Thursday, April 21, 2011

I Don't Like the Drugs (But the Drugs Like Me)

     Here's an interesting question for you - what do you do when the only drug that works on the pain in your back is also so addictive that you suffer withdrawal symptoms after only five days of being on it? That's what's going on right now in my house, as my husband sweats and shakes his way through hydromorphone withdrawals. Hydromorphone, better known as Dilaudid, is a major (and majorly addictive) narcotic that he gets in IV form when we go to the ER with a back pain episode. He's had so much surgery already and, consequently, been on so many painkillers (Vicodin, Darvocet, Percocet, morphine, Oxycontin, pick your poison) that the only thing left in the medical arsenal is Dilaudid. Nothing else touches the pain anymore.

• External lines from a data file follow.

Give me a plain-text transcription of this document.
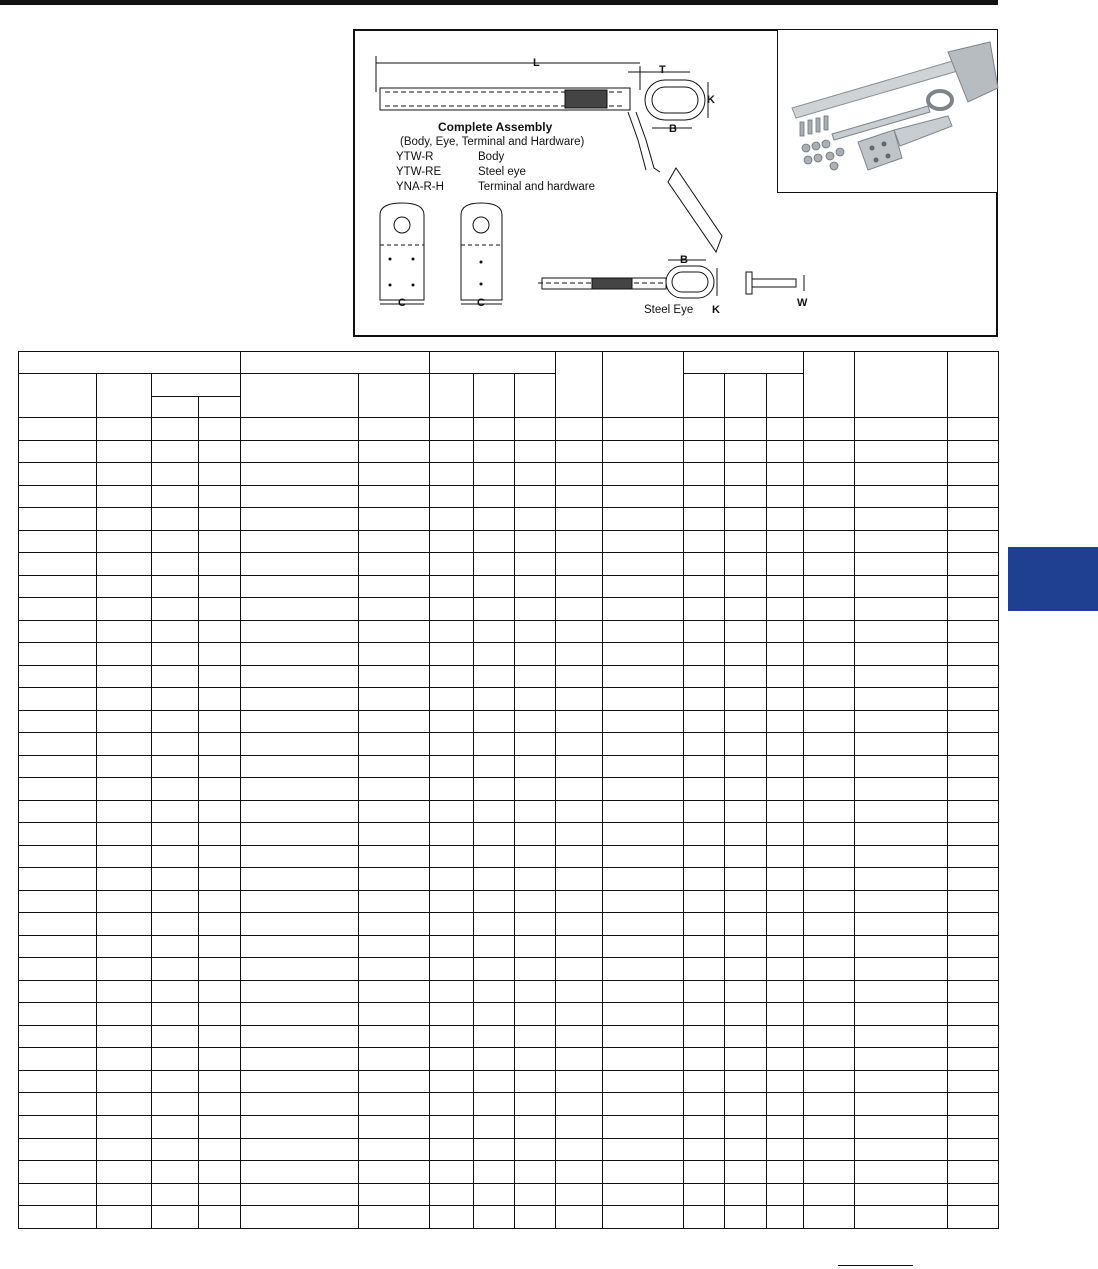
L
T
K
B
C	C
B
K
W
Complete Assembly
(Body, Eye, Terminal and Hardware)
YTW-R	Body
YTW-RE	Steel eye
YNA-R-H	Terminal and hardware
Steel Eye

     Up until this last visit, he's only ever been administered the drug through his IV while we were in the ER. He's never gotten a prescription for it to use for managing his pain at home. This time, though, his ER doctor consulted my husband's specialist and together they agreed that he should be given a prescription for the painkiller, as well as one for Valium, to be used as a muscle relaxer. While I've always known that hydromorphone is pretty much the heaviest painkiller out there and therefore had major potential to be highly addictive, I was never quite sure why my husband was never given a prescription for it before now. Unfortunately, I've now got my answer.

     My husband spent last night sweating and shaking, and then freezing and shaking, all while curled up next to me in bed. Occasionally, he'd mumble something incoherent about how much it hurt, but I couldn't get anything resembling a complete sentence out of him, for obvious reasons. He knew, somewhere in the back of his head, what was going on - he was going through withdrawals. It's amazing to me how fast his body became used to that damn drug. You'd think that with the increased tolerance he has for the effects of narcotics, this wouldn't have been an issue, but I guess not. Today is not a good day for him.

     Now that I'm seeing the results of  hydromorphone withdrawals, I understand why it's typically reserved for hospice and terminal cancer patients - you're not supposed to come off it. Please don't think I'm being callous when I say that it makes sense for those patients to be on a regular schedule of Dilaudid because they aren't expected to ever have to contemplate possible withdrawal symptoms. Their use of the drug is entirely different than what my husband uses it for, though. For those people, it's a way to be as comfortable as possible and live the rest of their time as peacefully as possible, which is as it should be, in my opinion.

     All this thinking has led me back to a question that I'm sure his doctors have entertained before and that's what to do to effectively manage his chronic pain. If all the others don't work anymore and this super-painkiller (8 times stronger than morphine, milligram for milligram) is the only thing that does, but it can become very habit-forming, very fast, with nasty side effects, what other options are there?

      I know that it's slowly becoming more accepted to treat patients with chronic pain in non-terminal situations with Dilaudid, but I can't see how that's a good idea. Wouldn't my husband's body just become accustomed to that drug as well after a certain amount of time, thus reducing its effectiveness and requiring larger doses in order to work? And wouldn't that just open the damn door for addiction?

     I hate seeing how messed up he is after only five days on the hydromorphone and coming off it, so I can't imagine what it would be like if his doctors put him on it for the long-term. Maybe it would be different if he only took one dose when he felt the pain starting, though. Maybe it's only like this when you're on it for an extended period of time, however brief.

     The information at  http://www.drugs.com/mtm/hydromorphone.html helped a little to understand what exactly hydromorphone is and what it does. Remember, I said I always want to share whatever bits of info I can scrounge up and I'm sure he's not the first or only Marfan's patient to experience this. Hell, I'm sure he's not the first patient period, Marfan's or not, to experience it. I just don't know any others off the top of my head and so, as is so often the case, I find myself not quite sure what to do next.